Paris attacks ‘planned from Syria’

Published Nov 16, 2015

Share

 

Paris - The terrorist attacks in Paris were “organised, thought out, planned out of Syria,” French Prime Minister Manuel Valls said on Monday, hours after France launched airstrikes against Islamic State in its stronghold of al-Raqqa in Syria.

Valls told broadcaster RTL that more than 150 raids were carried out across the country overnight.

France Info reported that only one of the searches was directly linked to the near simultaneously string of shootings and explosions in Paris on Friday that left more than 130 people dead and about 350 injured.

Valls warned that European countries face an ongoing risk of terrorist attacks.

“We know that operations were being prepared and are still being prepared, not only against France, but against other European countries.”

“This generation will have to live a long time with this terrorist threat. We must live, and live fully, but under this threat,” he said.

Police arrested five people in the south-eastern city of Lyon and seized a rocket launcher among an arsenal of weapons, French news agency AFP reported, in raid not connected to the attacks.

The north-eastern Paris suburb of Bobigny was raided on Sunday night, AFP said, as were several areas in the southern French city of Toulouse, near the former home of Mohamed Merah, who attacked French Muslim soldiers and a Jewish school in March 2012, killing seven people.

One of the suspects in the Paris attacks was stopped by police driving through northern France but not detained, the newspaper Le Monde reported on Sunday night.

Salah Abdeslam, 26, was stopped in a car with two others amid tightened border controls. Belgium, where he was already known to the authorities, has issued an international arrest warrant for him.

His brother Brahim Abdeslam, 31, blew himself up on the Boulevard Voltaire, near the Bataclan concert venue, on Friday night,

AFP reported.
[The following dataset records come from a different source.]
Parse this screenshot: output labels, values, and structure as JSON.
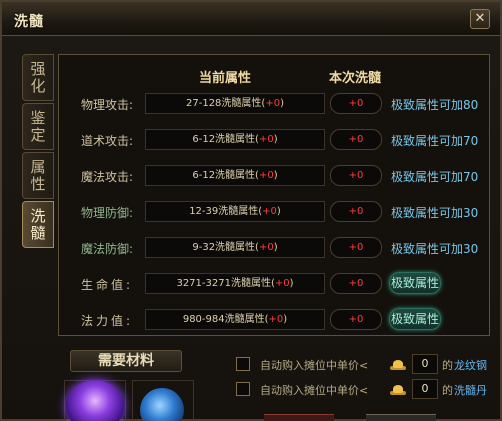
{
  "window": {
    "title": "洗髓",
    "close_symbol": "✕"
  },
  "tabs": [
    {
      "label": "强化",
      "active": false
    },
    {
      "label": "鉴定",
      "active": false
    },
    {
      "label": "属性",
      "active": false
    },
    {
      "label": "洗髓",
      "active": true
    }
  ],
  "headers": {
    "current": "当前属性",
    "wash": "本次洗髓"
  },
  "rows": [
    {
      "label": "物理攻击:",
      "cur_prefix": "27-128洗髓属性(",
      "cur_value": "+0",
      "cur_suffix": ")",
      "wash": "+0",
      "extreme": "极致属性可加80"
    },
    {
      "label": "道术攻击:",
      "cur_prefix": "6-12洗髓属性(",
      "cur_value": "+0",
      "cur_suffix": ")",
      "wash": "+0",
      "extreme": "极致属性可加70"
    },
    {
      "label": "魔法攻击:",
      "cur_prefix": "6-12洗髓属性(",
      "cur_value": "+0",
      "cur_suffix": ")",
      "wash": "+0",
      "extreme": "极致属性可加70"
    },
    {
      "label": "物理防御:",
      "cur_prefix": "12-39洗髓属性(",
      "cur_value": "+0",
      "cur_suffix": ")",
      "wash": "+0",
      "extreme": "极致属性可加30"
    },
    {
      "label": "魔法防御:",
      "cur_prefix": "9-32洗髓属性(",
      "cur_value": "+0",
      "cur_suffix": ")",
      "wash": "+0",
      "extreme": "极致属性可加30"
    },
    {
      "label": "生命值:",
      "cur_prefix": "3271-3271洗髓属性(",
      "cur_value": "+0",
      "cur_suffix": ")",
      "wash": "+0",
      "extreme": "极致属性"
    },
    {
      "label": "法力值:",
      "cur_prefix": "980-984洗髓属性(",
      "cur_value": "+0",
      "cur_suffix": ")",
      "wash": "+0",
      "extreme": "极致属性"
    }
  ],
  "materials": {
    "title": "需要材料"
  },
  "auto_buy": [
    {
      "text": "自动购入摊位中单价<",
      "qty": "0",
      "unit": "的",
      "item": "龙纹钢"
    },
    {
      "text": "自动购入摊位中单价<",
      "qty": "0",
      "unit": "的",
      "item": "洗髓丹"
    }
  ]
}
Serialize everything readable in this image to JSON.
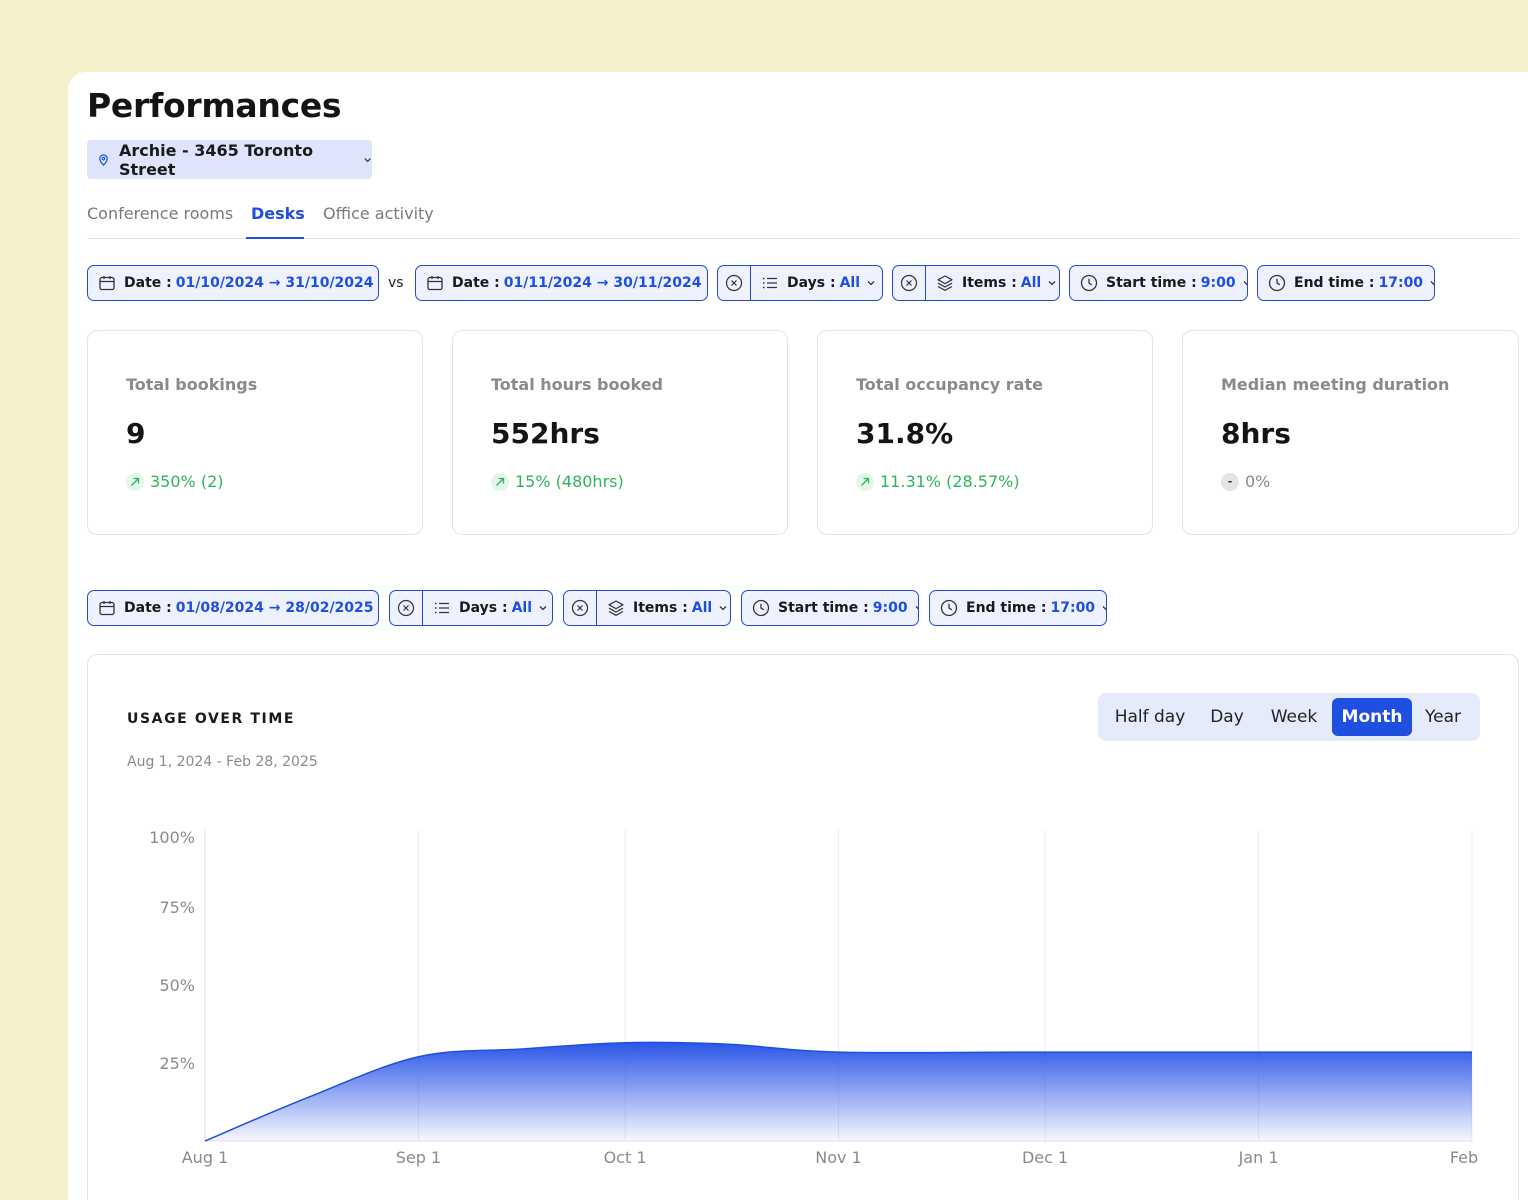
{
  "page": {
    "title": "Performances"
  },
  "location": {
    "label": "Archie - 3465 Toronto Street"
  },
  "tabs": [
    {
      "label": "Conference rooms",
      "active": false
    },
    {
      "label": "Desks",
      "active": true
    },
    {
      "label": "Office activity",
      "active": false
    }
  ],
  "filters_top": {
    "date_a": {
      "label": "Date :",
      "value": "01/10/2024 → 31/10/2024"
    },
    "vs": "vs",
    "date_b": {
      "label": "Date :",
      "value": "01/11/2024 → 30/11/2024"
    },
    "days": {
      "label": "Days :",
      "value": "All"
    },
    "items": {
      "label": "Items :",
      "value": "All"
    },
    "start": {
      "label": "Start time :",
      "value": "9:00"
    },
    "end": {
      "label": "End time :",
      "value": "17:00"
    }
  },
  "stats": [
    {
      "label": "Total bookings",
      "value": "9",
      "delta": "350% (2)",
      "trend": "up"
    },
    {
      "label": "Total hours booked",
      "value": "552hrs",
      "delta": "15% (480hrs)",
      "trend": "up"
    },
    {
      "label": "Total occupancy rate",
      "value": "31.8%",
      "delta": "11.31% (28.57%)",
      "trend": "up"
    },
    {
      "label": "Median meeting duration",
      "value": "8hrs",
      "delta": "0%",
      "trend": "neutral",
      "neutral_symbol": "-"
    }
  ],
  "filters_chart": {
    "date": {
      "label": "Date :",
      "value": "01/08/2024 → 28/02/2025"
    },
    "days": {
      "label": "Days :",
      "value": "All"
    },
    "items": {
      "label": "Items :",
      "value": "All"
    },
    "start": {
      "label": "Start time :",
      "value": "9:00"
    },
    "end": {
      "label": "End time :",
      "value": "17:00"
    }
  },
  "usage": {
    "title": "USAGE OVER TIME",
    "range": "Aug 1, 2024 - Feb 28, 2025",
    "granularity": [
      "Half day",
      "Day",
      "Week",
      "Month",
      "Year"
    ],
    "active_granularity": "Month"
  },
  "colors": {
    "accent": "#1f4fe0",
    "positive": "#2fb45a",
    "background": "#f3f0cc"
  },
  "chart_data": {
    "type": "area",
    "title": "USAGE OVER TIME",
    "xlabel": "",
    "ylabel": "",
    "categories": [
      "Aug 1",
      "Sep 1",
      "Oct 1",
      "Nov 1",
      "Dec 1",
      "Jan 1",
      "Feb"
    ],
    "x": [
      "2024-08-01",
      "2024-08-16",
      "2024-09-01",
      "2024-09-16",
      "2024-10-01",
      "2024-10-16",
      "2024-11-01",
      "2024-12-01",
      "2025-01-01",
      "2025-02-01"
    ],
    "series": [
      {
        "values": [
          0,
          14,
          27,
          29.5,
          31.5,
          31,
          28.5,
          28.5,
          28.5,
          28.5
        ]
      }
    ],
    "ylim": [
      0,
      100
    ],
    "yticks": [
      "25%",
      "50%",
      "75%",
      "100%"
    ],
    "ytick_values": [
      25,
      50,
      75,
      100
    ],
    "grid": true,
    "legend": "none"
  }
}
He was a French citizen and resident in Belgium.

A third brother, Mohamed Abdeslam, was among seven people detained for questioning in Brussels. The brothers were not on French

intelligence files, the report said.

Authorities believe that three coordinated teams of assailants armed with Kalashnikovs and explosive vests carried out the attacks on Friday, including at the Bataclan and a football stadium.

The Islamic State militant group claimed responsibility for the attacks.

French President Francois Hollande called the attacks an “act of war” and promised a “ruthless” response against Islamic State, which claimed responsibility.

The epicentre of the struggle against Islamic State “is not in Syria but primarily in Iraq. That is where the future is at stake,” Valls told RTL on Monday.

France was fighting Islamic State in Iraq alongside the Iraqi national forces, Iran, the United States, he said, “while we have decided to deploy our Mirage and Rafale [fighter jets] in Syria.”

The French Defence Ministry said the airstrikes involved 10 French planes that dropped 20 bombs, destroying a commando position where munitions were stored and a training camp for terrorists.